Set OCL_SET_SVM_SIZE on AMD.

2025-12-08 21:44:33 +08:00 · 2025-12-06 00:10:49 -05:00 · 2025-12-06 00:10:49 -05:00 · a28293eba7
commit a28293eba7
parent 913f86b727
2 changed files with 20 additions and 10 deletions
--- a/cuda_malloc.py
+++ b/cuda_malloc.py
@ -63,18 +63,22 @@ def cuda_malloc_supported():
    return True


+version = ""
+
+try:
+    torch_spec = importlib.util.find_spec("torch")
+    for folder in torch_spec.submodule_search_locations:
+        ver_file = os.path.join(folder, "version.py")
+        if os.path.isfile(ver_file):
+            spec = importlib.util.spec_from_file_location("torch_version_import", ver_file)
+            module = importlib.util.module_from_spec(spec)
+            spec.loader.exec_module(module)
+            version = module.__version__
+except:
+    pass
+
 if not args.cuda_malloc:
    try:
-        version = ""
-        torch_spec = importlib.util.find_spec("torch")
-        for folder in torch_spec.submodule_search_locations:
-            ver_file = os.path.join(folder, "version.py")
-            if os.path.isfile(ver_file):
-                spec = importlib.util.spec_from_file_location("torch_version_import", ver_file)
-                module = importlib.util.module_from_spec(spec)
-                spec.loader.exec_module(module)
-                version = module.__version__
-
        if int(version[0]) >= 2 and "+cu" in version:  # enable by default for torch version 2.0 and up only on cuda torch
            if PerformanceFeature.AutoTune not in args.fast:  # Autotune has issues with cuda malloc
                args.cuda_malloc = cuda_malloc_supported()
@ -90,3 +94,6 @@ if args.cuda_malloc and not args.disable_cuda_malloc:
        env_var += ",backend:cudaMallocAsync"

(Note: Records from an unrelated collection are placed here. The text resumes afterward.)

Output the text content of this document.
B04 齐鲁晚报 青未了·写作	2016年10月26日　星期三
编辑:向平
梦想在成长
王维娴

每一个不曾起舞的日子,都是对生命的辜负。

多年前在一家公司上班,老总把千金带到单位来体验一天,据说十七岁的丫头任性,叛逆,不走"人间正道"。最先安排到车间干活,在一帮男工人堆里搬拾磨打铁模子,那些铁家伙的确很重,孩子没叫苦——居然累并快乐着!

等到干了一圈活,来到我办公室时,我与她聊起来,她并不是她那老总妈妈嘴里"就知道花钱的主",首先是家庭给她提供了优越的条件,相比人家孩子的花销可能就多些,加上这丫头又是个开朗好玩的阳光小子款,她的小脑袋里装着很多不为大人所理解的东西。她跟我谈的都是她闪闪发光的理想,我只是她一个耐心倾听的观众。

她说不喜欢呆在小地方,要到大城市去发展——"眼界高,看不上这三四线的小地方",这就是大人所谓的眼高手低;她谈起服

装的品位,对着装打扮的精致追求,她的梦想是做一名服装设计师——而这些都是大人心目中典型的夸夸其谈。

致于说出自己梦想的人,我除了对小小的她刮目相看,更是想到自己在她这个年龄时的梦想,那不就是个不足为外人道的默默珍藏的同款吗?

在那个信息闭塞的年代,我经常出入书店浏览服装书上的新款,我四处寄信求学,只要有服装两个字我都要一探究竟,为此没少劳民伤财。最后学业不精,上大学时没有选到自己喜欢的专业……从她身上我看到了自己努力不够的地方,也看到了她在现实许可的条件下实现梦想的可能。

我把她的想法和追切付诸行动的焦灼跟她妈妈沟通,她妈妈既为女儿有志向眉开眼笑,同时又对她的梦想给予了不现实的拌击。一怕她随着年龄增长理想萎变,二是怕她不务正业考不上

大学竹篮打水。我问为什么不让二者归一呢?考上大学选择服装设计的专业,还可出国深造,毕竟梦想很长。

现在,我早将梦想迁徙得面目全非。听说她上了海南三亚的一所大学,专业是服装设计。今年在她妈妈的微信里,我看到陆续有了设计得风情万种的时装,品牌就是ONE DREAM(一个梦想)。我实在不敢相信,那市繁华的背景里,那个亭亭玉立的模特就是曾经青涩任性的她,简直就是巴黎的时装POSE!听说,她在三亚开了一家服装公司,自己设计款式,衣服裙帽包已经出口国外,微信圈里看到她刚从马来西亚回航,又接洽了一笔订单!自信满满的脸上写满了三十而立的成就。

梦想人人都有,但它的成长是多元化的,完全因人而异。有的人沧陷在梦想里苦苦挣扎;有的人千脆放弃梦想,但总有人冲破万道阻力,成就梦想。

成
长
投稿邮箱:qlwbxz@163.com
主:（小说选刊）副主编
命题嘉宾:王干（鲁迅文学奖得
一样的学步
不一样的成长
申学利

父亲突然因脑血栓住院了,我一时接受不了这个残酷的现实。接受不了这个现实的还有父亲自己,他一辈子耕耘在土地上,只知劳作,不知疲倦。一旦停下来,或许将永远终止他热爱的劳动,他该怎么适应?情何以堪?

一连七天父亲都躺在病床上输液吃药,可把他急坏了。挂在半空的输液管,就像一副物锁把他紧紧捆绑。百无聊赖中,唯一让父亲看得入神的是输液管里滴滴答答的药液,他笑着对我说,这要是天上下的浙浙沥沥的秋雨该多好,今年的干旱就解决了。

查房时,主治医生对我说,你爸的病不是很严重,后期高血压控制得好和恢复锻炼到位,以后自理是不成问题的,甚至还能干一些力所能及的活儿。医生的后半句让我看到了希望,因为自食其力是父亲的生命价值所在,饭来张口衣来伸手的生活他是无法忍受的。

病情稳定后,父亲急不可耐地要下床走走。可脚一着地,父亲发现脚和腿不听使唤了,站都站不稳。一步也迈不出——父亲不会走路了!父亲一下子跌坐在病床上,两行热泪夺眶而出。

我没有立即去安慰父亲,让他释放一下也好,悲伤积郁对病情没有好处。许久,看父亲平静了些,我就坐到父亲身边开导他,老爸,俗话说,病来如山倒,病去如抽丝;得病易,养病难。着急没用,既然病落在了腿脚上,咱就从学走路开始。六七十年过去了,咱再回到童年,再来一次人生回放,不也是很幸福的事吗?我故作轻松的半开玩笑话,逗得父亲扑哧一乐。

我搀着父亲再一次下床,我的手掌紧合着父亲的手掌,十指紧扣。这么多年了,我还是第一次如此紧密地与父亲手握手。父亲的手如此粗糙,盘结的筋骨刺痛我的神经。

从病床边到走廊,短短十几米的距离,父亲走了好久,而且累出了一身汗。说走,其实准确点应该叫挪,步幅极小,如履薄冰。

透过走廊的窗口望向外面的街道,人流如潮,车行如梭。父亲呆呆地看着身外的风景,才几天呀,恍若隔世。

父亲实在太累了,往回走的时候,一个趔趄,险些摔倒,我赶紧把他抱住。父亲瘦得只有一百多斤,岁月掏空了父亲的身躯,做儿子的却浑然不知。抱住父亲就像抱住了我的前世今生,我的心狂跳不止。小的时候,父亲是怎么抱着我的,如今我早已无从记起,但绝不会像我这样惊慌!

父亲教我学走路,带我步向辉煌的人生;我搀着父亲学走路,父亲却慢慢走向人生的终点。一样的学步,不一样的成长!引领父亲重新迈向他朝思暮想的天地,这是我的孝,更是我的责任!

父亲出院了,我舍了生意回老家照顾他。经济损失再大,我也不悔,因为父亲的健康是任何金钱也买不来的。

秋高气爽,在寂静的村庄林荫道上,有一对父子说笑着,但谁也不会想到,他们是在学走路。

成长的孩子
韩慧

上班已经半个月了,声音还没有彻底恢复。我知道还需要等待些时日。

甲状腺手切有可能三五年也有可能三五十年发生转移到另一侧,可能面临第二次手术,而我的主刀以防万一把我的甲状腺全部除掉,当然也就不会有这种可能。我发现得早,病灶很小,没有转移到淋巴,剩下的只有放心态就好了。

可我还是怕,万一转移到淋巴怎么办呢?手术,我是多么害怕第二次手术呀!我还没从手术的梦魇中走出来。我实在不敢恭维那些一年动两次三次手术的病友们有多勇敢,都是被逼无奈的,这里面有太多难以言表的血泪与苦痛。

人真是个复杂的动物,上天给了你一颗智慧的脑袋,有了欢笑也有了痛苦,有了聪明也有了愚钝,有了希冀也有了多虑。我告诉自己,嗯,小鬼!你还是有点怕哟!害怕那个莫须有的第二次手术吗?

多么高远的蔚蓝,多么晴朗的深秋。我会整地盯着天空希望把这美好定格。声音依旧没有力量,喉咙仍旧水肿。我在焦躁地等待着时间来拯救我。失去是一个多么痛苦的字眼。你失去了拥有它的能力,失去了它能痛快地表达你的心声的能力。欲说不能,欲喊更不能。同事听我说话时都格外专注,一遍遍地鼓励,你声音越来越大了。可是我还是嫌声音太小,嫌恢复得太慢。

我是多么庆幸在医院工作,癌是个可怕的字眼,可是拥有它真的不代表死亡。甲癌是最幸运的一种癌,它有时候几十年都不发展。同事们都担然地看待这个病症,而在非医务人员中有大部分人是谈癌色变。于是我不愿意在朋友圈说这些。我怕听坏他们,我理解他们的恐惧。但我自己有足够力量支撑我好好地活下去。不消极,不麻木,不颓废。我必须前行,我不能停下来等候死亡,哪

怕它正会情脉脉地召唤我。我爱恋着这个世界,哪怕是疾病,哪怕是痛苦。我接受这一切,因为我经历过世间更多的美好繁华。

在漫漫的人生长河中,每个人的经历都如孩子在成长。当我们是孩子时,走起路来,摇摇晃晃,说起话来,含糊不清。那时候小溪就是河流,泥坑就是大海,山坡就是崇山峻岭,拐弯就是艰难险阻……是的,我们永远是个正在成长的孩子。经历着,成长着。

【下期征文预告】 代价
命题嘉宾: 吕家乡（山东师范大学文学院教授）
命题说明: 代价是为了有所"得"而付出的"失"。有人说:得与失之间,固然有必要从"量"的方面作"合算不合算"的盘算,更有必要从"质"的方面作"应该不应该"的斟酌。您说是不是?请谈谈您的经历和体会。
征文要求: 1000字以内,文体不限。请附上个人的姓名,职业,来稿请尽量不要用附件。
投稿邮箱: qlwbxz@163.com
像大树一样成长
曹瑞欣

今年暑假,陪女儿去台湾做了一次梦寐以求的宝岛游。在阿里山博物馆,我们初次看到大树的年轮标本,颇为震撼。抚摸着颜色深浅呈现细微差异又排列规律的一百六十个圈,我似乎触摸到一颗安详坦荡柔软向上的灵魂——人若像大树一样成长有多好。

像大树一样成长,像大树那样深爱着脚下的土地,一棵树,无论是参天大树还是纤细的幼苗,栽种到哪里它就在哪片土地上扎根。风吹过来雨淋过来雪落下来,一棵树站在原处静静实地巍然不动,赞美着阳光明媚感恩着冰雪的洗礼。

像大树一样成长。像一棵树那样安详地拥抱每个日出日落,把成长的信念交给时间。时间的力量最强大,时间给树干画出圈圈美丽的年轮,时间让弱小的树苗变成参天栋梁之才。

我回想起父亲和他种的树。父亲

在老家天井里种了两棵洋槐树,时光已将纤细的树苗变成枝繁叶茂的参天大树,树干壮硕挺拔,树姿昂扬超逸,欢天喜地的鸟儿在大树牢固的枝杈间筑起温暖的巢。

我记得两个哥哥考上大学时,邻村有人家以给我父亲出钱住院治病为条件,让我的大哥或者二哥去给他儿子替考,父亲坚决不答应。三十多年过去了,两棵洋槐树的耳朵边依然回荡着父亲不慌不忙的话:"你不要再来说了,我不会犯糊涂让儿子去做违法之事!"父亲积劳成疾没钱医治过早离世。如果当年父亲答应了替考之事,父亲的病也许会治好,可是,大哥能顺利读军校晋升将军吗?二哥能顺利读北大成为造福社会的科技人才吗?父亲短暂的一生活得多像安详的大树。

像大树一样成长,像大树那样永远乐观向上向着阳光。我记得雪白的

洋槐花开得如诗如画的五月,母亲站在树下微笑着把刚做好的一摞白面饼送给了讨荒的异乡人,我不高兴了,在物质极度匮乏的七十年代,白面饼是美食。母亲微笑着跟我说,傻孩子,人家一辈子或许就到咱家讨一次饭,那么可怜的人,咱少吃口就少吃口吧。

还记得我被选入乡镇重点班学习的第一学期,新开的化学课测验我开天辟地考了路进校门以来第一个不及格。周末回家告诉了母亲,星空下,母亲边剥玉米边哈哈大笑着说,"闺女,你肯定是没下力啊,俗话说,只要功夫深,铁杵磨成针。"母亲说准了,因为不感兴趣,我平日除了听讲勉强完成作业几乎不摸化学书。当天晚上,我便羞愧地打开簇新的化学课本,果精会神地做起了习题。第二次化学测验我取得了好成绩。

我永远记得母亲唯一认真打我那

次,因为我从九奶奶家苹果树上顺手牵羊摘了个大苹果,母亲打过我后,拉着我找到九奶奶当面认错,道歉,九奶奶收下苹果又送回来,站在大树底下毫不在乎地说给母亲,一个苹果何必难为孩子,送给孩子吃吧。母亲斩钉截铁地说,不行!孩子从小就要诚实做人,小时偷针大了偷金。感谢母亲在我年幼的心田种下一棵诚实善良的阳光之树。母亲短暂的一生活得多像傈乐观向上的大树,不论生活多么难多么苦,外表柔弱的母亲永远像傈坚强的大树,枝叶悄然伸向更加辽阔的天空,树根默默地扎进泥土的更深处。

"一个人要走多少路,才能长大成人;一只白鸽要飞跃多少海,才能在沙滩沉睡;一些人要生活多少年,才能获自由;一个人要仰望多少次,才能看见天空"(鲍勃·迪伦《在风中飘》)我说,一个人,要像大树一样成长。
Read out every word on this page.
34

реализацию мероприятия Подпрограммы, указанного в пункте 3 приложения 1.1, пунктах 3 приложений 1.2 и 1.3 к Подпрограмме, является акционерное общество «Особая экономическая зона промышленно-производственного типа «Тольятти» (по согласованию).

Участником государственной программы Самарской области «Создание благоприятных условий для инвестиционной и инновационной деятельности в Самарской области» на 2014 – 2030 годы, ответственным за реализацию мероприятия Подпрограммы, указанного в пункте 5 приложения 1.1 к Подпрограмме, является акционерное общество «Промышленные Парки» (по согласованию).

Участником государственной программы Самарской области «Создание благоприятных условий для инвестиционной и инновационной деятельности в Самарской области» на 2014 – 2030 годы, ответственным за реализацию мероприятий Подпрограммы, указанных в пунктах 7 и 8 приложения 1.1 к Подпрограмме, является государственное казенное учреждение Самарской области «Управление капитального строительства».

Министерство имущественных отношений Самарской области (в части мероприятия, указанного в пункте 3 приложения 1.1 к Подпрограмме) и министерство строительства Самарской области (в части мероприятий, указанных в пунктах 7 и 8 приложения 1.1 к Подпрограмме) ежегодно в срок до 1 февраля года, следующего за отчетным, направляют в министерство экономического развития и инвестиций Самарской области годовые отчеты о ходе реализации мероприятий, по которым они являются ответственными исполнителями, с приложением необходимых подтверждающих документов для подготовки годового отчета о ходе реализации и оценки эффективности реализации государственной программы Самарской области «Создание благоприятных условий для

    os.environ['PYTORCH_CUDA_ALLOC_CONF'] = env_var
+
+def get_torch_version_noimport():
+    return str(version)
--- a/main.py
+++ b/main.py
@ -167,6 +167,9 @@ if __name__ == "__main__":
            os.environ['CUBLAS_WORKSPACE_CONFIG'] = ":4096:8"

    import cuda_malloc
+    if "rocm" in cuda_malloc.get_torch_version_noimport():
+        os.environ['OCL_SET_SVM_SIZE'] = '262144'  # set at the request of AMD
+

 if 'torch' in sys.modules:
    logging.warning("WARNING: Potential Error in code: Torch already imported, torch should never be imported before this point.")